Las exequias de ese vienes tarde, presididas por don Sebastián, fueron entrañables en el afecto y respeto a la muy apreciada señora, acudiendo a la parroquia centenares de vecinos del barrio donde vivía y de otras zonas de la localidad montillana, todos ellos acompañando a los tres miembros de la familia Partal Alegría, visiblemente compungidos. La jornada del sábado fue dedicada por la familia de Lorenza para ordenar el contenido la casa. En principio habían decidido no mantener el alquiler de renta antigua, pues no tenía sentido ya que ellos residían en Málaga, en cuya facultad de Ciencias económicas estudiaba Auri. Sin gran dificultad hallaron una carta manuscrita de Lorenza, en la que a modo de voluntad testamentaria dejaba a su nieta Aurora todo el contenido y valores de la vivienda, documento que el lunes llevaron a una notaría del municipio para su completa legalización. La amabilidad y buena disposición del notario, que se comprometió a gestionar la documentación correspondiente cobrando la tarifa mínima, fue muy valorada y agradecida por Claudio y Alfonsa.

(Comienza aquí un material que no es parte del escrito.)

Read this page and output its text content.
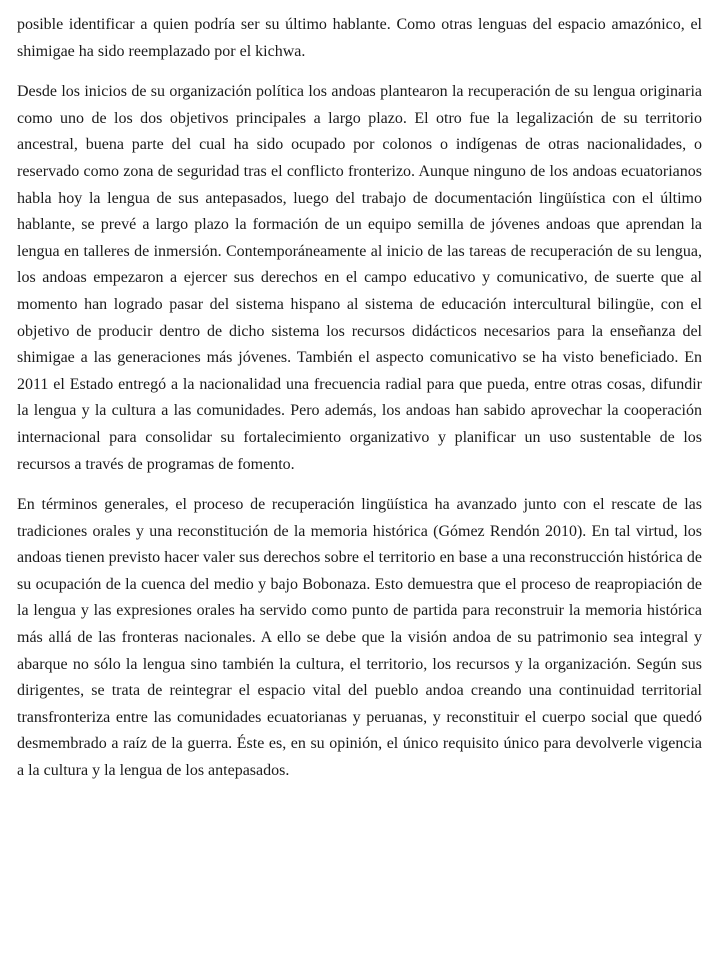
posible identificar a quien podría ser su último hablante. Como otras lenguas del espacio amazónico, el shimigae ha sido reemplazado por el kichwa.

Desde los inicios de su organización política los andoas plantearon la recuperación de su lengua originaria como uno de los dos objetivos principales a largo plazo. El otro fue la legalización de su territorio ancestral, buena parte del cual ha sido ocupado por colonos o indígenas de otras nacionalidades, o reservado como zona de seguridad tras el conflicto fronterizo. Aunque ninguno de los andoas ecuatorianos habla hoy la lengua de sus antepasados, luego del trabajo de documentación lingüística con el último hablante, se prevé a largo plazo la formación de un equipo semilla de jóvenes andoas que aprendan la lengua en talleres de inmersión. Contemporáneamente al inicio de las tareas de recuperación de su lengua, los andoas empezaron a ejercer sus derechos en el campo educativo y comunicativo, de suerte que al momento han logrado pasar del sistema hispano al sistema de educación intercultural bilingüe, con el objetivo de producir dentro de dicho sistema los recursos didácticos necesarios para la enseñanza del shimigae a las generaciones más jóvenes. También el aspecto comunicativo se ha visto beneficiado. En 2011 el Estado entregó a la nacionalidad una frecuencia radial para que pueda, entre otras cosas, difundir la lengua y la cultura a las comunidades. Pero además, los andoas han sabido aprovechar la cooperación internacional para consolidar su fortalecimiento organizativo y planificar un uso sustentable de los recursos a través de programas de fomento.

En términos generales, el proceso de recuperación lingüística ha avanzado junto con el rescate de las tradiciones orales y una reconstitución de la memoria histórica (Gómez Rendón 2010). En tal virtud, los andoas tienen previsto hacer valer sus derechos sobre el territorio en base a una reconstrucción histórica de su ocupación de la cuenca del medio y bajo Bobonaza. Esto demuestra que el proceso de reapropiación de la lengua y las expresiones orales ha servido como punto de partida para reconstruir la memoria histórica más allá de las fronteras nacionales. A ello se debe que la visión andoa de su patrimonio sea integral y abarque no sólo la lengua sino también la cultura, el territorio, los recursos y la organización. Según sus dirigentes, se trata de reintegrar el espacio vital del pueblo andoa creando una continuidad territorial transfronteriza entre las comunidades ecuatorianas y peruanas, y reconstituir el cuerpo social que quedó desmembrado a raíz de la guerra. Éste es, en su opinión, el único requisito único para devolverle vigencia a la cultura y la lengua de los antepasados.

Durante ese fin de semana, mientras estaban reunidos para el almuerzo y la cena, comentaron con emoción el número tan elevado de personas que habían querido estar presentes en la despedida de Lorenza, mostrando su cariño y respeto a la misma. Les extrañaba la gran afluencia de asistentes, porque la abuela tenía un carácter donde resaltaba la privacidad, la modestia, siempre huyendo (por su serena timidez) de cualquier alarde o protagonismo social. En esa masa vecinal presente en la ceremonia religiosa destacaban, de forma mayoritaria, personas de muy modesta condición, principalmente campesinos y jornaleros, que trabajaban con abnegada dureza a fin de poder llegar económicamente a final de mes con sus familias, o incluso aquellos otros que tenían que acudir a la parroquia para pedir algo de ayuda material, cuando soportaban esos meses de paro laboral, cuando no había oferta de trabajo en el campo. Decía Alfonsa, con lágrimas en los ojos:

” La verdad es que no creía que mi madre fuese una persona tan apreciada y conocida en el pueblo, cuando casi siempre gustaba de permanecer en su domicilio, laborando con su crochet, leyendo sus novelas (ejemplares que sacaba en préstamo de la biblioteca pública municipal)  o pegada a un viejo receptor de radio, muy querido y apreciado, ya que lo había recibido como regalo de aniversario del “papá” Arcadio. ¡Las horas que dedicaba a la cocina, elaborando esos bizcochos redondos, rellenos de crema de chocolate y regados con almendras, azúcar glaseada y naranja confitada! Sé que muchos de esos dulces los regalaba a don Sebastián, un alma bendita y también muy golosa, a sus vecinas o a esos críos que apenas tenían para merendar un trozo de pan con media libra de chocolate y que recibían alborozados un trocito de bizcocho de la “señá” Lorenza”.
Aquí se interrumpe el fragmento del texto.